There can often be an issue with bi erasure within LGBTQ communities themselves — Student Pride’s all-bisexual panel is an example of how organisations can take positive steps to include bi identities in the conversation. Nichi talks about the feeling of exclusion that can sometimes come from within queer communities.
“I’m blonde and small and I could be passed off as very very typical heterosexual woman. This is how I liked to present myself, I’ve experimented with different looks, including being more visibly queer as well, and it just doesn’t feel natural to me I suppose. So I represent myself as I feel comfortable now, but I think that again is a massive issue for people. I think what’s distressing is that there’s so much internalised biphobia that comes from the rest of the ‘letters’ so to speak, and they think that because we have it easier than them, I think there’s sometimes an animosity towards us, whereas the problems are just different.”
Bi Representation in the Media
Bi representation in the media is far and few between, with bisexual characters making up around just 13% of LGBTQ representation in major films in 2016. During the panel, the difference between how bi men and bi women are portrayed on screen was discussed, suggesting that bi men are often implied to be hiding the fact that they’re gay, whereas bi women are viewed largely through the male gaze and heavily sexualised.

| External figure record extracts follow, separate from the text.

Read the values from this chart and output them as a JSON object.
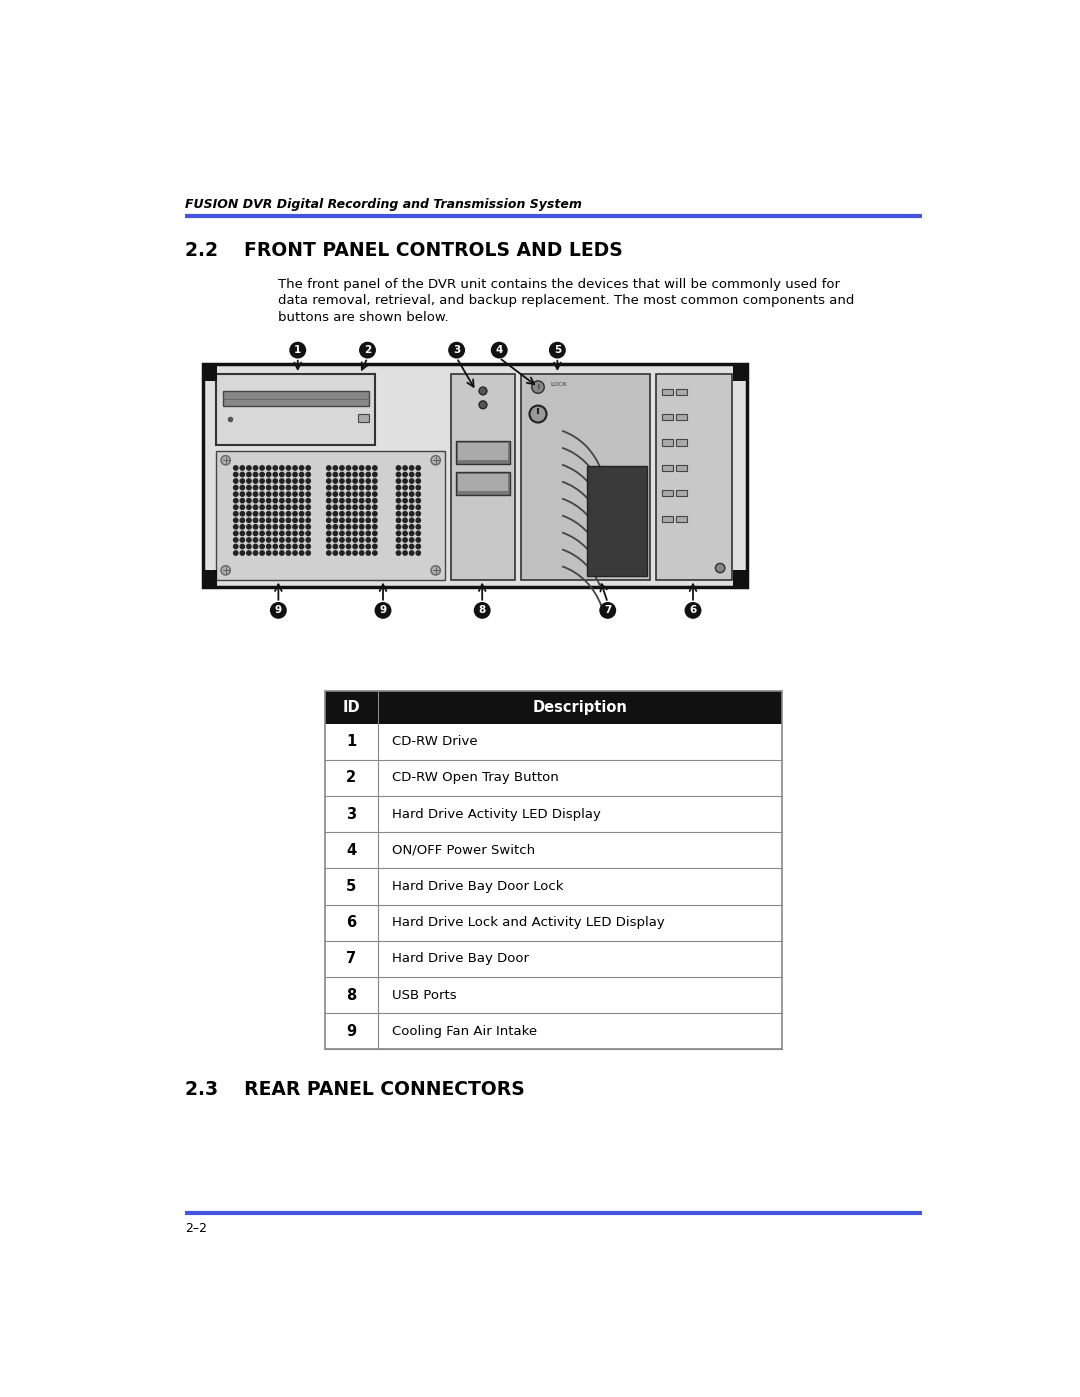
{
  "page_title": "FUSION DVR Digital Recording and Transmission System",
  "section_title": "2.2    FRONT PANEL CONTROLS AND LEDS",
  "body_line1": "The front panel of the DVR unit contains the devices that will be commonly used for",
  "body_line2": "data removal, retrieval, and backup replacement. The most common components and",
  "body_line3": "buttons are shown below.",
  "table_headers": [
    "ID",
    "Description"
  ],
  "table_rows": [
    [
      "1",
      "CD-RW Drive"
    ],
    [
      "2",
      "CD-RW Open Tray Button"
    ],
    [
      "3",
      "Hard Drive Activity LED Display"
    ],
    [
      "4",
      "ON/OFF Power Switch"
    ],
    [
      "5",
      "Hard Drive Bay Door Lock"
    ],
    [
      "6",
      "Hard Drive Lock and Activity LED Display"
    ],
    [
      "7",
      "Hard Drive Bay Door"
    ],
    [
      "8",
      "USB Ports"
    ],
    [
      "9",
      "Cooling Fan Air Intake"
    ]
  ],
  "section2_title": "2.3    REAR PANEL CONNECTORS",
  "footer_text": "2–2",
  "header_line_color": "#4455dd",
  "footer_line_color": "#4455dd",
  "table_header_bg": "#111111",
  "table_header_text": "#ffffff",
  "table_border": "#888888",
  "bg_color": "#ffffff",
  "text_color": "#000000"
}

“It’s hard work,” says Nichi. “I’m very conscious that I have written about being a dominatrix, I had a sex column for men’s health for three years — I write about sex all the time, so people’s perception of me is quite sexualised anyway. I’ve sort of stepped up to be a tiny bit more glamourous probably than I would be all of the time, but that’s not because I’m bi, it’s more because I’m working in the media. I do think that women are heavily sexuxalised in their representations, and there’s always these presumptions that if you write a bi character she’s there to have sex with another woman, she’s not there just to be herself, so that annoys me.
“If you had a reasonable number of bi writers working in Hollywood and in mainstream TV, then these characters would occur naturally.”
“We’re desperate for representation so we’ll sort of take anything we can get,” Nichi continues. “I think sometimes we probably need a bit more fight in us, which is why I appreciate Lewis [Oakley], because he’s the first one to say no, give me my rights and give me my representation. I think what would really help is if more people were out as bi — if you had a reasonable number of bi writers working in Hollywood and in mainstream TV, then these characters would occur naturally. Also, they probably wouldn’t all occur with a struggle, because not all the people do struggle that much — I didn’t have to struggle that much, and some people have struggled far more than me. So you’d get the full gamut, and that’s what you kind of want in an ideal world.”
Something else that was touched on in the documentary and the panel was how statistically, bi people are more likely to come out later in life – is this due to a lack of representation in mainstream culture?
“I think that there’s definitely a representation gap,” says Nichi, “and I think that it massively contributes to that issue, and then knock-on effect is that it impinges on people’s mental health and their ability to fit into their communities and to be comfortable. I do think there is a chain reaction with representation; if we had more, we would really benefit from it.”
Nichi’s parting words to the community is one of solidarity. “If you’re comfortable, come out. because you can help a lot of other people by doing so,” she says. “And it is stressed on the ‘if you’re comfortable’, because lots of people are not in a good situation where they can. But its’s power in numbers — the more of us that are out, the more of us that can help other people that are massively struggling.”